Ist mein Smartphone als Taschenrechner zulässig?
Nicht automatisch. Ein Smartphone besitzt weitere Speicher- und Kommunikationsfunktionen. Es ist nur nutzbar, wenn die konkrete Regel genau dieses Gerät oder diese Form ausdrücklich vorsieht.
Gilt eine Freigabe aus dem letzten Semester weiter?
Nur wenn die aktuelle Regel und der Prüfungskontext unverändert sind und die zuständige Stelle die Aussage weiterhin trägt. Öffne für jeden Termin die aktuelle Fassung neu.
Was mache ich bei widersprüchlichen Informationen?
Sende beide offiziellen Fundstellen an die nach der Prüfungsordnung zuständige Stelle und bitte rechtzeitig um schriftliche Klärung.
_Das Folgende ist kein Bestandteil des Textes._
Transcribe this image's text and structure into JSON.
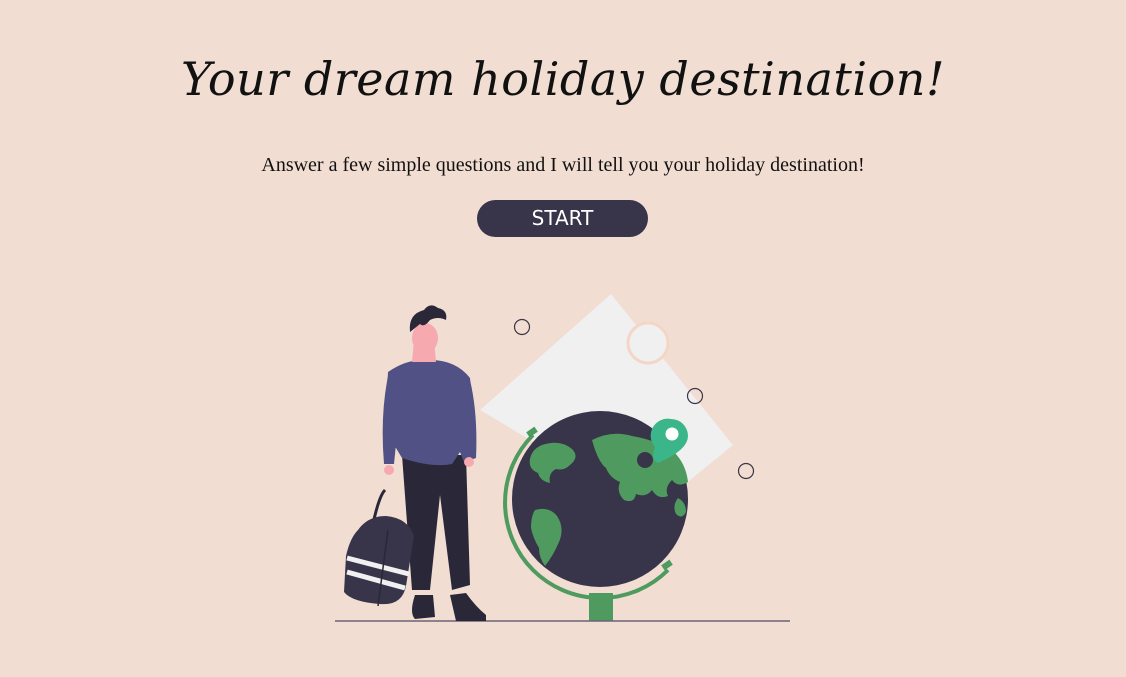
{
  "header": {
    "title": "Your dream holiday destination!",
    "subtitle": "Answer a few simple questions and I will tell you your holiday destination!"
  },
  "actions": {
    "start_label": "START"
  },
  "illustration": {
    "name": "traveler-with-globe-illustration"
  },
  "colors": {
    "background": "#f1ddd1",
    "button": "#383449",
    "button_text": "#ffffff",
    "globe_ocean": "#383449",
    "globe_land": "#4f9a5e",
    "pin": "#3bb58a",
    "shirt": "#515185",
    "pants": "#2a2838",
    "skin": "#f6aab0"
  }
}
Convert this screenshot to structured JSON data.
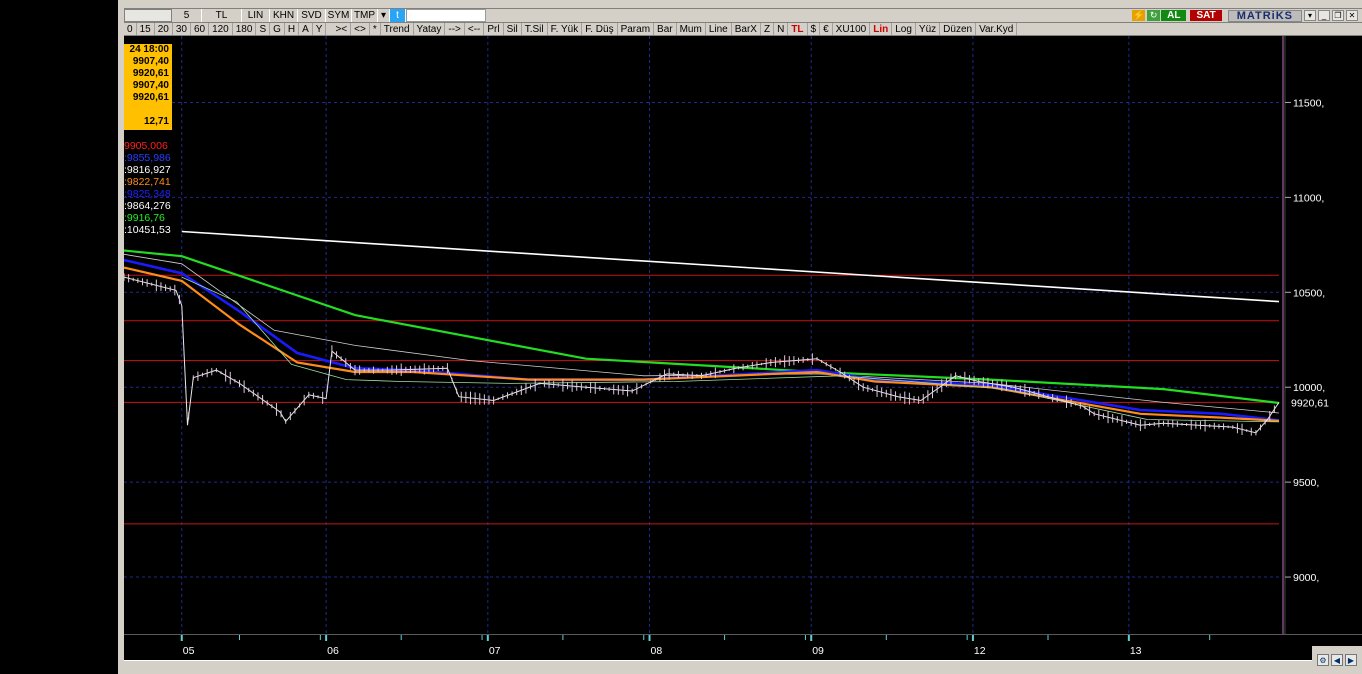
{
  "toolbar_top": {
    "cells": [
      "5",
      "TL",
      "LIN",
      "KHN",
      "SVD",
      "SYM",
      "TMP"
    ],
    "al_label": "AL",
    "sat_label": "SAT",
    "brand": "MATRiKS"
  },
  "toolbar_periods": [
    "0",
    "15",
    "20",
    "30",
    "60",
    "120",
    "180",
    "S",
    "G",
    "H",
    "A",
    "Y"
  ],
  "toolbar_actions": [
    ">< ",
    "<>",
    "*",
    "Trend",
    "Yatay",
    "-->",
    "<--",
    "Prl",
    "Sil",
    "T.Sil",
    "F. Yük",
    "F. Düş",
    "Param",
    "Bar",
    "Mum",
    "Line",
    "BarX",
    "Z",
    "N",
    "TL",
    "$",
    "€",
    "XU100",
    "Lin",
    "Log",
    "Yüz",
    "Düzen",
    "Var.Kyd"
  ],
  "info_box": {
    "date": "24 18:00",
    "open": "9907,40",
    "high": "9920,61",
    "low": "9907,40",
    "close": "9920,61",
    "volume": "12,71"
  },
  "indicators": [
    {
      "text": "9905,006",
      "color": "#ff2020"
    },
    {
      "text": ":9855,986",
      "color": "#2a3cff"
    },
    {
      "text": ":9816,927",
      "color": "#ffffff"
    },
    {
      "text": ":9822,741",
      "color": "#ff8c1a"
    },
    {
      "text": ":9825,348",
      "color": "#2020ff"
    },
    {
      "text": ":9864,276",
      "color": "#ffffff"
    },
    {
      "text": ":9916,76",
      "color": "#22ee22"
    },
    {
      "text": ":10451,53",
      "color": "#ffffff"
    }
  ],
  "colors": {
    "white_line": "#ffffff",
    "green_line": "#22dd22",
    "blue_line": "#1a1aff",
    "orange_line": "#ff8c1a",
    "red_level": "#c81414",
    "grid": "#1f2a8c",
    "price_bars": "#e8e8e8",
    "axis_text": "#ffffff"
  },
  "chart_data": {
    "type": "line",
    "y_ticks": [
      "11500,",
      "11000,",
      "10500,",
      "10000,",
      "9500,",
      "9000,"
    ],
    "last_price_label": "9920,61",
    "x_labels": [
      "05",
      "06",
      "07",
      "08",
      "09",
      "12",
      "13"
    ],
    "ylim": [
      8700,
      11850
    ],
    "red_levels": [
      10590,
      10350,
      10140,
      9920,
      9280
    ],
    "series": [
      {
        "key": "white",
        "x": [
          0,
          1
        ],
        "values": [
          10820,
          10451
        ]
      },
      {
        "key": "green",
        "x": [
          0,
          0.05,
          0.2,
          0.4,
          0.6,
          0.75,
          0.9,
          1
        ],
        "values": [
          10720,
          10690,
          10380,
          10150,
          10080,
          10040,
          9990,
          9917
        ]
      },
      {
        "key": "black_white_ma",
        "x": [
          0,
          0.05,
          0.13,
          0.2,
          0.3,
          0.45,
          0.6,
          0.75,
          0.9,
          1
        ],
        "values": [
          10700,
          10650,
          10300,
          10220,
          10140,
          10060,
          10070,
          10020,
          9920,
          9864
        ]
      },
      {
        "key": "blue",
        "x": [
          0,
          0.05,
          0.1,
          0.15,
          0.2,
          0.25,
          0.35,
          0.45,
          0.6,
          0.65,
          0.75,
          0.88,
          0.95,
          1
        ],
        "values": [
          10670,
          10600,
          10400,
          10180,
          10100,
          10090,
          10040,
          10040,
          10090,
          10040,
          10010,
          9880,
          9860,
          9825
        ]
      },
      {
        "key": "orange",
        "x": [
          0,
          0.05,
          0.1,
          0.15,
          0.2,
          0.25,
          0.35,
          0.45,
          0.6,
          0.65,
          0.75,
          0.88,
          0.95,
          1
        ],
        "values": [
          10630,
          10560,
          10330,
          10130,
          10080,
          10080,
          10040,
          10040,
          10080,
          10030,
          10000,
          9860,
          9840,
          9823
        ]
      },
      {
        "key": "thin_white",
        "x": [
          0,
          0.05,
          0.1,
          0.15,
          0.2,
          0.3,
          0.45,
          0.6,
          0.75,
          0.88,
          1
        ],
        "values": [
          10580,
          10450,
          10120,
          10040,
          10030,
          10020,
          10030,
          10060,
          9990,
          9830,
          9817
        ]
      },
      {
        "key": "price",
        "x": [
          0,
          0.045,
          0.05,
          0.055,
          0.06,
          0.08,
          0.1,
          0.135,
          0.14,
          0.16,
          0.175,
          0.18,
          0.2,
          0.23,
          0.28,
          0.29,
          0.32,
          0.36,
          0.4,
          0.44,
          0.47,
          0.5,
          0.53,
          0.56,
          0.6,
          0.62,
          0.64,
          0.67,
          0.69,
          0.72,
          0.74,
          0.77,
          0.8,
          0.83,
          0.84,
          0.86,
          0.88,
          0.9,
          0.93,
          0.96,
          0.98,
          0.99,
          1
        ],
        "values": [
          10580,
          10510,
          10430,
          9800,
          10050,
          10090,
          10020,
          9870,
          9820,
          9960,
          9940,
          10190,
          10090,
          10090,
          10100,
          9950,
          9930,
          10020,
          10000,
          9980,
          10070,
          10060,
          10100,
          10130,
          10150,
          10080,
          10000,
          9950,
          9930,
          10060,
          10030,
          10000,
          9950,
          9900,
          9860,
          9830,
          9800,
          9810,
          9800,
          9790,
          9760,
          9830,
          9920
        ]
      }
    ]
  }
}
Übertrage bis dahin keine fremde Regel und entscheide die Rangfolge nicht selbst.
Fazit: Eine belastbare Liste ist immer konkret
Erlaubte Hilfsmittel lassen sich nicht aus Gewohnheit oder einer allgemeinen Webliste ableiten. Benenne deine Prüfung exakt, öffne die offiziellen Unterlagen, prüfe Geltungsbereich und Bearbeitungsregeln und gleiche technische Funktionen einzeln ab. Wenn ein Punkt offen bleibt, schafft eine schriftliche, konkrete Rückfrage mehr Sicherheit als eine pauschale Aussage zu Schule, Universität oder IHK.
Quellen und Stand
Quellen geprüft am 24. August 2026. Die Beispiele zeigen unterschiedliche Regelwege und gelten ausschließlich im jeweils genannten Geltungsbereich.
- Institut zur Qualitätsentwicklung im Bildungswesen: Hinweise zur Verwendung von Hilfsmitteln in Mathematik bis einschließlich Prüfungsjahr 2029, Stand 23. Januar 2024; Scope: gemeinsamer Aufgabenrahmen der Abituraufgabenpools, keine Landes- oder Modellfreigabe.
- Bergische Universität Wuppertal, Gemeinsamer Prüfungsausschuss Wirtschaftswissenschaft: Mitteilung NR 02/2024 „Nicht programmierbarer Taschenrechner als zugelassenes Hilfsmittel“, ausgefertigt am 17. April 2024; Scope: die dort erfassten wirtschaftswissenschaftlichen Prüfungen.
- AkA – Aufgabenstelle für kaufmännische Abschluss- und Zwischenprüfungen: Hinweise für die Zwischenprüfung Herbst 2026, Auflage 07/26, Seite 2; Scope: die dort aufgeführten schriftlichen kaufmännischen Zwischenprüfungen im Herbst 2026.
- IHK Potsdam: Ausbildereignungsprüfung nach AEVO, Seite am 24. August 2026 live geprüft; Scope: dort beschriebene schriftliche und praktische AEVO-Prüfung der IHK Potsdam.
- IHK für München und Oberbayern: Erlaubte Hilfsmittel bei Fortbildungsprüfungen, Seite am 24. August 2026 live geprüft; Scope: lokale Erläuterungen und verlinkte Listen für die dort erfassten Fortbildungsprüfungen.